Netphen. .

Vor einem Dreivierteljahr hat sich die Stadt Netphen ein Vorkaufsrecht für alle Grundstücke zwischen Bahnhof- und Lahnstraße sowie zu beiden Seiten der Lahnstraße bis zur Einmündung in die Kronprinzenstraße (B 62) gesichert. Wer dort, im zentralen Stadtmitte-Bereich, ein Grundstück verkaufen will, muss das zunächst der Stadt anbieten: Das wird jetzt ernst — die Stadt könnte das Grundstück der Post kaufen.

Als der Rat die Satzung im Juli 2013 beschlossen hatte, bezeichnete Bürgermeister Paul Wagener das Vorkaufsrecht noch als „kurzfristig wirkungslos“. Dem Ziel, auf die weitere Entwicklung des Einkaufszentrums Einfluss nehmen zu können, kommt die Stadt nun viel früher als erwartet nahe: Das Post-Grundstück wird im Einzelhandelskonzept von 2009 als einer von zwei Standorten genannt, der für den Bau eines Discountmarkts geeignet wäre.

Abenteuerliche Vorgeschichte

Vor wenigen Tagen sind die Fraktionsvorsitzenden mit der möglichen Entwicklung konfrontiert worden: Die luxemburgische Holding, der der Gebäudekomplex an der Ecke Neumarkt/Talstraße gehört, ist auf ihrer Suche nach einem Käufer endlich fündig geworden. Der Rat steht nun vor der Entscheidung, ob die Stadt die Immobilie dem Investor in Berlin überlässt oder selbst zuschlägt. Finanzieren könnte sie den Kauf aus Mieteinnahmen: vor allem der Post, die dort zwar längst mehr keine Kunden bedient, aber mit ihrem Verteilzentrum noch bis 2015 unter Vertrag ist. Die Schalterhalle ist verwaist, im Obergeschoss betreibt der TVE Einigkeit ein Gesundheitszentrum.

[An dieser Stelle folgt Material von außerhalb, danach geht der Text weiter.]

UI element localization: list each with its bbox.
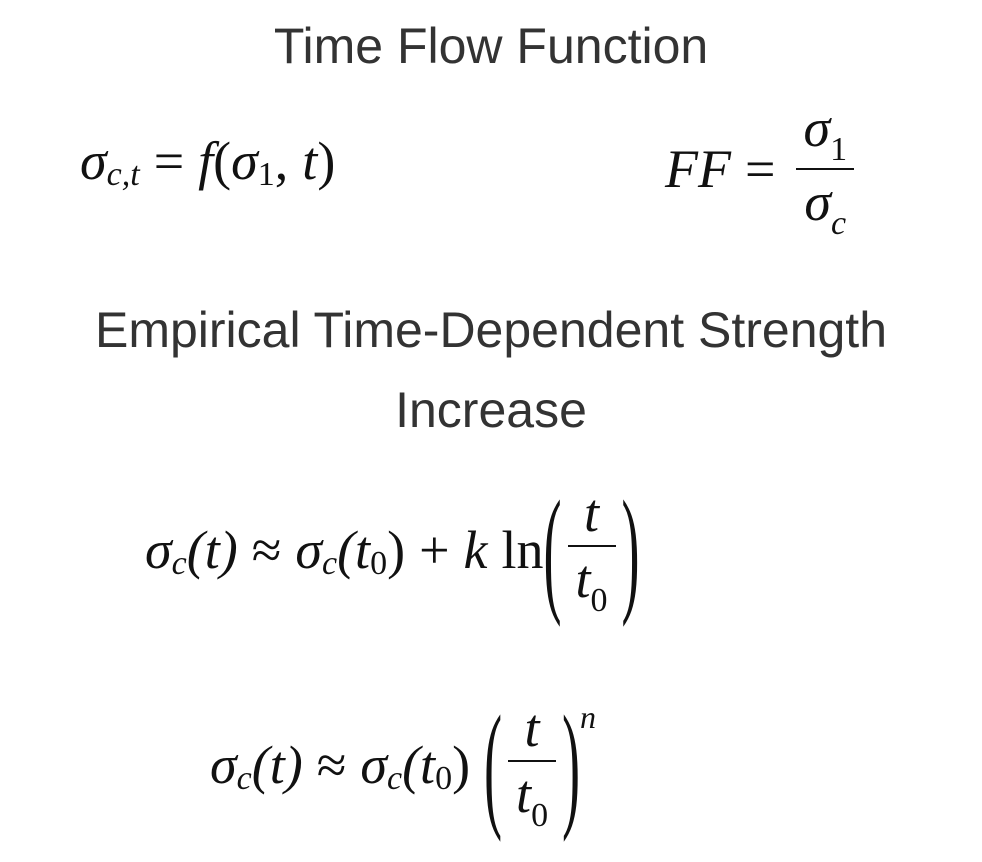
equation-flow-factor: FF = σ1 σc xyxy=(665,98,861,242)
numerator: t xyxy=(584,483,600,543)
equals: = xyxy=(744,139,776,199)
equation-power-law: σ c (t) ≈ σ c (t 0) ( t t0 ) n xyxy=(210,687,597,843)
close-paren: ) xyxy=(387,520,406,580)
plus: + xyxy=(419,520,450,580)
big-close-paren: ) xyxy=(562,687,581,843)
sigma: σ xyxy=(295,520,322,580)
subscript: c xyxy=(386,760,403,797)
t: t xyxy=(302,131,318,191)
subscript: 0 xyxy=(435,760,453,797)
big-open-paren: ( xyxy=(543,472,562,628)
big-open-paren: ( xyxy=(484,687,503,843)
argument: (t xyxy=(402,735,436,795)
equation-time-flow: σ c,t = f(σ 1, t) xyxy=(80,130,336,193)
sigma: σ xyxy=(210,735,237,795)
sigma: σ xyxy=(231,131,258,191)
approx: ≈ xyxy=(316,735,347,795)
subscript: 0 xyxy=(590,582,608,619)
fraction: t t0 xyxy=(508,698,557,834)
fraction: t t0 xyxy=(567,483,616,619)
big-close-paren: ) xyxy=(621,472,640,628)
sigma: σ xyxy=(80,131,107,191)
denominator: t xyxy=(575,549,591,609)
comma: , xyxy=(274,131,289,191)
argument: (t xyxy=(337,520,371,580)
function-f: f xyxy=(198,131,214,191)
open-paren: ( xyxy=(213,131,232,191)
heading-increase: Increase xyxy=(395,382,587,438)
title: Time Flow Function xyxy=(273,18,709,74)
denominator: t xyxy=(516,764,532,824)
exponent: n xyxy=(580,698,597,735)
sigma: σ xyxy=(360,735,387,795)
ff: FF xyxy=(665,139,731,199)
fraction: σ1 σc xyxy=(795,98,855,242)
approx: ≈ xyxy=(251,520,282,580)
subscript: c,t xyxy=(106,156,140,193)
close-paren: ) xyxy=(317,131,336,191)
subscript: c xyxy=(236,760,252,797)
subscript: c xyxy=(321,545,338,582)
numerator: σ xyxy=(803,98,831,158)
equals: = xyxy=(153,131,185,191)
subscript: 0 xyxy=(531,797,549,834)
subscript: c xyxy=(831,205,847,242)
subscript: 1 xyxy=(830,131,848,168)
close-paren: ) xyxy=(452,735,471,795)
argument: (t) xyxy=(251,735,303,795)
sigma: σ xyxy=(145,520,172,580)
k: k xyxy=(463,520,488,580)
argument: (t) xyxy=(186,520,238,580)
subscript: c xyxy=(171,545,187,582)
numerator: t xyxy=(524,698,540,758)
ln: ln xyxy=(501,520,544,580)
equation-logarithmic: σ c (t) ≈ σ c (t 0) + k ln ( t t0 ) xyxy=(145,472,640,628)
subscript: 0 xyxy=(370,545,388,582)
heading-empirical: Empirical Time-Dependent Strength xyxy=(94,302,888,358)
subscript: 1 xyxy=(257,156,275,193)
denominator: σ xyxy=(804,172,832,232)
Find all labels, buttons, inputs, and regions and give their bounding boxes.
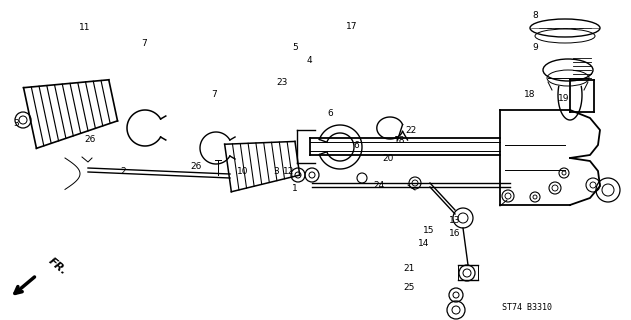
Text: 4: 4	[307, 56, 312, 65]
Text: 3: 3	[273, 167, 279, 176]
Text: 8: 8	[532, 11, 538, 20]
Text: 16: 16	[449, 229, 460, 238]
Text: 1: 1	[292, 184, 298, 193]
Text: 12: 12	[283, 167, 295, 176]
Text: 22: 22	[406, 126, 417, 135]
Text: 21: 21	[403, 264, 415, 273]
Text: 5: 5	[292, 43, 298, 52]
Text: 3: 3	[13, 119, 20, 128]
Text: 24: 24	[373, 181, 384, 190]
Text: 17: 17	[346, 22, 358, 31]
Text: 9: 9	[532, 43, 538, 52]
Text: 15: 15	[423, 226, 435, 235]
Text: 11: 11	[80, 23, 91, 32]
Text: ST74 B3310: ST74 B3310	[502, 303, 552, 313]
Text: 7: 7	[141, 39, 147, 48]
Text: 14: 14	[418, 239, 430, 248]
Text: 18: 18	[394, 136, 405, 145]
Text: 10: 10	[237, 167, 249, 176]
Text: 20: 20	[382, 154, 394, 163]
Text: 23: 23	[276, 78, 288, 87]
Text: 18: 18	[524, 90, 536, 99]
Text: 25: 25	[403, 283, 415, 292]
Text: 6: 6	[327, 109, 334, 118]
Text: 26: 26	[84, 135, 95, 144]
Text: 13: 13	[449, 216, 460, 225]
Text: 19: 19	[558, 94, 569, 103]
Text: 6: 6	[353, 141, 360, 150]
Text: 26: 26	[190, 162, 201, 171]
Text: 2: 2	[121, 167, 126, 176]
Text: 7: 7	[211, 90, 218, 99]
Text: FR.: FR.	[47, 256, 69, 277]
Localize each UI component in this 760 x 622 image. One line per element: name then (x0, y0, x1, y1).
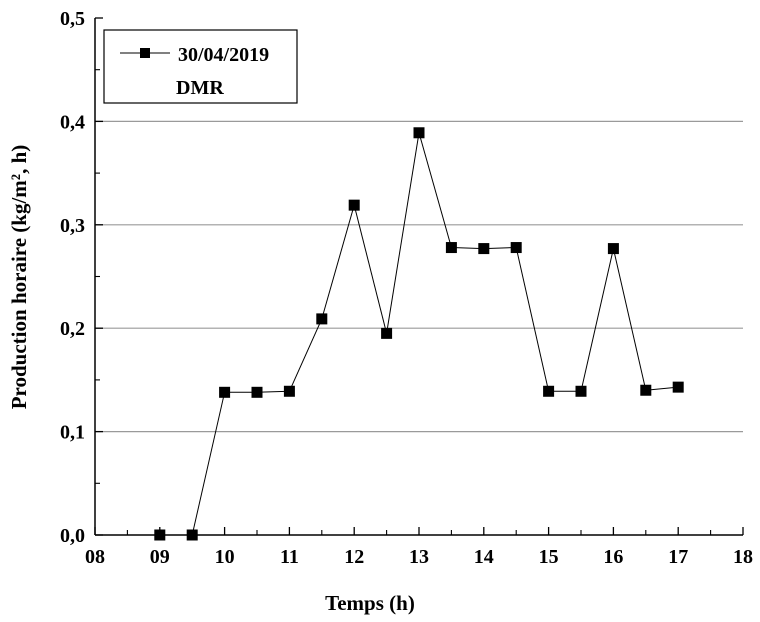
x-tick-label: 16 (603, 546, 623, 568)
data-point-marker (445, 242, 457, 254)
ticks: 0,0 0,1 0,2 0,3 0,4 0,5 08 09 10 11 12 13 14 15 16 17 18 (60, 8, 753, 568)
data-point-marker (219, 386, 231, 398)
legend-label-dmr: DMR (176, 77, 224, 99)
data-point-marker (154, 529, 166, 541)
data-point-marker (381, 327, 393, 339)
x-tick-label: 14 (474, 546, 494, 568)
data-point-marker (413, 127, 425, 139)
y-tick-label: 0,5 (60, 8, 85, 30)
series-line-segment (515, 247, 550, 392)
series-line-segment (418, 132, 452, 248)
data-point-marker (510, 242, 522, 254)
x-tick-label: 12 (344, 546, 364, 568)
grid-lines (95, 120, 743, 433)
series-line-segment (288, 318, 323, 392)
data-point-marker (316, 313, 328, 325)
series-line-segment (191, 392, 226, 536)
series-line-segment (353, 205, 388, 334)
data-point-marker (348, 199, 360, 211)
x-axis-title: Temps (h) (325, 591, 415, 615)
data-point-marker (283, 385, 295, 397)
y-tick-label: 0,2 (60, 318, 85, 340)
x-tick-label: 13 (409, 546, 429, 568)
data-point-marker (575, 385, 587, 397)
data-point-marker (640, 384, 652, 396)
series-line-segment (580, 248, 614, 392)
legend: 30/04/2019 DMR (103, 29, 298, 104)
series-line-segment (386, 132, 420, 334)
y-tick-label: 0,0 (60, 525, 85, 547)
x-tick-label: 10 (215, 546, 235, 568)
data-point-marker (478, 243, 490, 255)
x-tick-label: 17 (668, 546, 688, 568)
x-tick-label: 09 (150, 546, 170, 568)
legend-marker-sample (140, 48, 150, 58)
data-point-marker (672, 381, 684, 393)
x-tick-label: 18 (733, 546, 753, 568)
legend-box (103, 29, 298, 104)
series-line-layer (159, 132, 679, 536)
series-markers (154, 127, 684, 541)
data-point-marker (543, 385, 555, 397)
y-axis-title: Production horaire (kg/m², h) (7, 145, 31, 410)
y-tick-label: 0,3 (60, 215, 85, 237)
data-point-marker (251, 386, 263, 398)
series-line-segment (612, 248, 647, 391)
x-tick-label: 08 (85, 546, 105, 568)
data-point-marker (186, 529, 198, 541)
legend-label-date: 30/04/2019 (178, 44, 269, 66)
series-line-segment (321, 205, 355, 320)
data-point-marker (607, 243, 619, 255)
x-tick-label: 11 (280, 546, 299, 568)
y-tick-label: 0,4 (60, 111, 85, 133)
x-tick-label: 15 (539, 546, 559, 568)
y-tick-label: 0,1 (60, 422, 85, 444)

Eng mit der Entscheidung über einen Post-Kauf verbunden ist die Perspektive für das Nachbargrundstück; in das dort zeitgleich mit der Post errichtete Gebäude hat sich die Norma-Discountkette eingemietet. Netphens Träume von einem großflächigen neuen Discounter lassen sich nur erfüllen, wenn beide Gebäudekomplexe abgerissen werden — der private Eigentümer müsste dazu entweder auch an die Stadt verkaufen oder sich als Investor für den Neubau engagieren.

Braas ist keine Alternative mehr

Weil im Einkaufszentrum weder Post- noch Parkplatz-Grundstück verfügbar waren, hat Bürgermeister Paul Wagener dafür geworben, das nach dem Bau der Ortsumgehung und der Verlegung der Sieg gewonnene Gelände auf der Braas für einen Discounter bereitzustellen.

Diese Option hat der Rat 2013 endgültig ausgeschlossen.

Der Post-Norma-Komplex als Erweiterung des Einkaufszentrums ist vor 25 Jahren unter abenteuerlichen Umständen entstanden — gegenüber befand sich zu dieser Zeit noch nicht der Rewe-Verbrauchermarkt, sondern die Feuer- und Rettungswache. In einer ausgesprochen spannenden Ratssitzung hatte die Gemeinde Netphen im Dezember 1986 ihre Talschule verkauft, das Höchstgebot wurde dem Bürgermeister zwei Minuten vor Sitzungsbeginn auf den Tisch gelegt. Der Betreiber des damaligen Lebensmittelmarktes im Einkaufszentrum hatte gehofft, in den Neubau neben der Post einziehen zu können. Doch nicht der Bauunternehmer, der für den Einzelhändler gerade noch einen Supermarkt in einem anderen Ortsteil gebaut hatte, schlug zu. Sondern dessen Ehefrau, die den Laden für die Konkurrenz baute. Eine Serie von gerichtlichen Auseinandersetzungen begann, die mit der schließlich auf den Mai 1990 verschobenen Eröffnung eines Coop-Marktes endete.

Coop und Nachfolger scheiterten, 1999 eröffnete Globus sein neues Kaufhaus, 2010 verließ Aldi nach ergebnisloser Suche eines größeren Lokals die Innenstadt. In der Haushaltsdebatte 2014 machte der Rat Nägel mit Köpfen: Der Schotterparkplatz, Abbruchgrundstück des ersten Netphener Jugendzentrums und im Einzelhandelsgutachten ebenfalls als Teilfläche für einen neuen Discounter markiert, soll für 45 000 Euro gepflastert werden.